По «неслучайной случайности» в мире живого следующими по частотности (как и происхождению «назад» к сотворению мира) после птиц, коней и крылатых насекомых в поэзии Пастернака оказываются «ползучие» гады — в их числе змеи и драконы, в отличие от поэтических коней не вырастившие, а, наоборот, сбросившие с себя крылья. С ними и вступают в бой лирические герои поэта.

«Птицы» и «крылатые насекомые» с детства соединяли мир Сада и Города, преображая Москву, которая в русской литературной традиции всегда противопоставлена Петербургу своей «природной метафоричностью» [Топоров 1984]. В «Рлк» читаем: Между долями города роями мотыльков бесшумно порхали, вились мосты.
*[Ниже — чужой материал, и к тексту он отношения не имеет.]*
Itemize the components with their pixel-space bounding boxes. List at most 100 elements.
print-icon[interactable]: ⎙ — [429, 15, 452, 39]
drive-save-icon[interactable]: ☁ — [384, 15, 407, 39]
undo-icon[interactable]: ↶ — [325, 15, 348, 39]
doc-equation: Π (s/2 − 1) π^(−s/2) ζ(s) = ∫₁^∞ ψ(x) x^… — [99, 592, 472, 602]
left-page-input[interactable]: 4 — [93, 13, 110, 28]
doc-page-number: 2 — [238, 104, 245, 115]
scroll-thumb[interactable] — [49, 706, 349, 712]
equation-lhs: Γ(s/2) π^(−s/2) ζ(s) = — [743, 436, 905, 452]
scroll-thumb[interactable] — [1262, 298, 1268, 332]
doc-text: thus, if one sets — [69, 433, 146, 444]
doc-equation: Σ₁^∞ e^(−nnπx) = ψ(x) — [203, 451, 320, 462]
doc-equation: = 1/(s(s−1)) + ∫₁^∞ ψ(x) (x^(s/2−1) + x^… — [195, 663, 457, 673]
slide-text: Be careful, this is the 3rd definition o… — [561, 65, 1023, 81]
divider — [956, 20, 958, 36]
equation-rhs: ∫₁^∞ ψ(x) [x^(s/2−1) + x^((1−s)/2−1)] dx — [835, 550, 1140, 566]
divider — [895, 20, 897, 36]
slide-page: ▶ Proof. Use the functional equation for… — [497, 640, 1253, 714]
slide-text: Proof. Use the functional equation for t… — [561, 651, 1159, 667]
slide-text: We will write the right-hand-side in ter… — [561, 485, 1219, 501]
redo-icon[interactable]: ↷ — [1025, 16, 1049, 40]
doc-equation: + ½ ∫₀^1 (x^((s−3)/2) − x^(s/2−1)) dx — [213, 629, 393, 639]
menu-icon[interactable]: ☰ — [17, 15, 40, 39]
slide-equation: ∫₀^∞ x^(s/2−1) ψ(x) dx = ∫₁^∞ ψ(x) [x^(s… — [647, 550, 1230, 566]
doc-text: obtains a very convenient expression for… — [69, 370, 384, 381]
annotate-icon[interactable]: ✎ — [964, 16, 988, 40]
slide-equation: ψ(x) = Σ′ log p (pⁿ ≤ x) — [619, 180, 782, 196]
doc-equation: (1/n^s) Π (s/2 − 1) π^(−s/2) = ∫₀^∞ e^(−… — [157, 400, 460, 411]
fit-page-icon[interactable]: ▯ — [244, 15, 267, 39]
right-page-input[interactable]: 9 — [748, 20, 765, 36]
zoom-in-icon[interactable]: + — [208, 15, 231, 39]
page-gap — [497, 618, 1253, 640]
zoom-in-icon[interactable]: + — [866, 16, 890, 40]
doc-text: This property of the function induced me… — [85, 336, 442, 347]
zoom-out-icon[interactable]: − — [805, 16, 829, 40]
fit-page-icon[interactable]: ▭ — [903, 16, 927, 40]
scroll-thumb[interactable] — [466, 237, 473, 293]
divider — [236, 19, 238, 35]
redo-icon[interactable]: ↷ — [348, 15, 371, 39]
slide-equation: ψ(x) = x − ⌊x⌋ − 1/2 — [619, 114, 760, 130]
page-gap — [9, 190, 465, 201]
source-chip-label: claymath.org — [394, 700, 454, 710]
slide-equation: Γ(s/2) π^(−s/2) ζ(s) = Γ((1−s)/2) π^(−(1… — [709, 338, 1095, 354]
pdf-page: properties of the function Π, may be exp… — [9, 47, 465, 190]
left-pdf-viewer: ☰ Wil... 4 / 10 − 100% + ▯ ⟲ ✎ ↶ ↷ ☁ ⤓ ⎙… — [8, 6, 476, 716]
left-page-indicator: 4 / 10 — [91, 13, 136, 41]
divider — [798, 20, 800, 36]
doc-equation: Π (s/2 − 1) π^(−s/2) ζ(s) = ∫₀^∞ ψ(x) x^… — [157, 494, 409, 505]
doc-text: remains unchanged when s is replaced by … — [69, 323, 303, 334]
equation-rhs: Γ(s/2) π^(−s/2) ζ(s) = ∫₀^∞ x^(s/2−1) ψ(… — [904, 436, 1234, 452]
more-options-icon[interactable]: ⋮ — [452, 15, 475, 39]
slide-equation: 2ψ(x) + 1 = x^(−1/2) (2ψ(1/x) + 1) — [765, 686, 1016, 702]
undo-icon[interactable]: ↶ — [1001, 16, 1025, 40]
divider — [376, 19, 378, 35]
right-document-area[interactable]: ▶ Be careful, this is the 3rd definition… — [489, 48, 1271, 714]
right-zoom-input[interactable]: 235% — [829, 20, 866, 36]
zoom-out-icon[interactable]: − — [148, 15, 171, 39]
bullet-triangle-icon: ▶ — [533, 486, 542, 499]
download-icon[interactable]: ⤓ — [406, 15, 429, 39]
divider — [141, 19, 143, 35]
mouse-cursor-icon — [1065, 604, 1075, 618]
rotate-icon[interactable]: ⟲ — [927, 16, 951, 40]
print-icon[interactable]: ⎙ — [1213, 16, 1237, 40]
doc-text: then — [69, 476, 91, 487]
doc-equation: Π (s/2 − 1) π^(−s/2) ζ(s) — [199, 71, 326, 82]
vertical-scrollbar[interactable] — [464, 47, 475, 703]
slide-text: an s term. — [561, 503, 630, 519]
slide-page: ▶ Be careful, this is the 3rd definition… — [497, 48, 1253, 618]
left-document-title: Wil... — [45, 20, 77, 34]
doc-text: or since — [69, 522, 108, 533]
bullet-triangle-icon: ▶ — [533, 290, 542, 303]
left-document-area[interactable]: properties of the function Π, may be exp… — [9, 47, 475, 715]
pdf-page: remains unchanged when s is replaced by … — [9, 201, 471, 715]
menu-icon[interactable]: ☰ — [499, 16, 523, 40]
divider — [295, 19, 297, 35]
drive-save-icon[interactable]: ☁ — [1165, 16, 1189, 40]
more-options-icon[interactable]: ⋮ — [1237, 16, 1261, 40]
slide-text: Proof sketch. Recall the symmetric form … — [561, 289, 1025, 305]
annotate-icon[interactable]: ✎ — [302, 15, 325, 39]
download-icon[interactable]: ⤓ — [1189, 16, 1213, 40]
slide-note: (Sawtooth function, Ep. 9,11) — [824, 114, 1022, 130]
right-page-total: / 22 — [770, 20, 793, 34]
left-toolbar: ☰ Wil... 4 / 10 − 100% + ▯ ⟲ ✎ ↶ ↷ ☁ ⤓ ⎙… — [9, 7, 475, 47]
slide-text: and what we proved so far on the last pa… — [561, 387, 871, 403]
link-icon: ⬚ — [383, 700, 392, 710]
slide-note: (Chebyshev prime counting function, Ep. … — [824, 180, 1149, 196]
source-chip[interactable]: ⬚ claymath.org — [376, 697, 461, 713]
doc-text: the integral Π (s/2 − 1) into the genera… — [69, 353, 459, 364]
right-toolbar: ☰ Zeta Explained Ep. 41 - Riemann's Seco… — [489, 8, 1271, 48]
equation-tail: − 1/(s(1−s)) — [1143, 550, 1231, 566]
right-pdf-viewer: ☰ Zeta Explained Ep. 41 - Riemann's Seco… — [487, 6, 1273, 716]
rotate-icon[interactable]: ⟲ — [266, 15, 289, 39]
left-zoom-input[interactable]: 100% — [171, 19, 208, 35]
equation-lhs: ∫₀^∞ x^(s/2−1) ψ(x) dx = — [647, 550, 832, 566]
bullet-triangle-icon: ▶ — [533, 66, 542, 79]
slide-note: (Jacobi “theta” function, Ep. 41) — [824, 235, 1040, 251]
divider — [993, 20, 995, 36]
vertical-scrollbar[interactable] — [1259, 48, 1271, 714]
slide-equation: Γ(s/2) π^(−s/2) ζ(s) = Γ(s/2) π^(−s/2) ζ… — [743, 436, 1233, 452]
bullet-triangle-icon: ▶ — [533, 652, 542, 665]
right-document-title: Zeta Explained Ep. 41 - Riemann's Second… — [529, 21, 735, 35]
В воздухе качались стопудовыми кругами гнезда великопостного звону. Город разорял эти стонущие гнезда [4, 730]. Сквозь московские «окна» наблюдают жизнь герои «Повести» и «ДЖ», и через голоса природы вносит в город и прозу звуки мира Пастернак. Так, в «Повести» читаем: Сережа раскачал и тугим пинком распахнул неподатливое окно. Комнату колыхнуло емкостью, точно в нее ударили, как в колокол <…> Крик стрижей кинулся путаницей к потолку [4, 128]. Согласно концептуальным МТР восстанавливаем: ‘воздух, влетев в комнату через окно, раскачал ее, как колокол’; по звуковой памяти образуется ряд: окно/комнату/колыхнуло/колокол/потолку. Эти прозаические строки 1929 г. созвучны ранним и поздним стихам поэта, для которого звук колоколов, эхо церковного хора и голоса певчих были единственным «глазком-окном» в годы «страшного промежутка». И не только комната, но и вся земля изначально уподоблена Пастернаком собору, где звучит многодольная голь колоколен (1914). А в стихотворении «Когда разгуляется», давшем название всей последней книге, вся природа, мир, тайник вселенной наполняются божественными звуками церковной службы: Как будто внутренность собора Простор земли, и чрез окно Далекий отголосок хора Мне слышать иногда дано. Этот «хор» уже звучал в стихотворении 1913 г. с одноименным заглавием: Рассветно строясь, голоса Уходят в потолок. Этот «хор» поэт вновь услышит, когда будет написан «Рассвет» «СЮЖ». Ведь, даже будучи замкнутым лишь в пространство своей комнаты, поэту было дано через «церковные решетки» Раскачивать колокола И вторить с воли певчим («На Страстной»).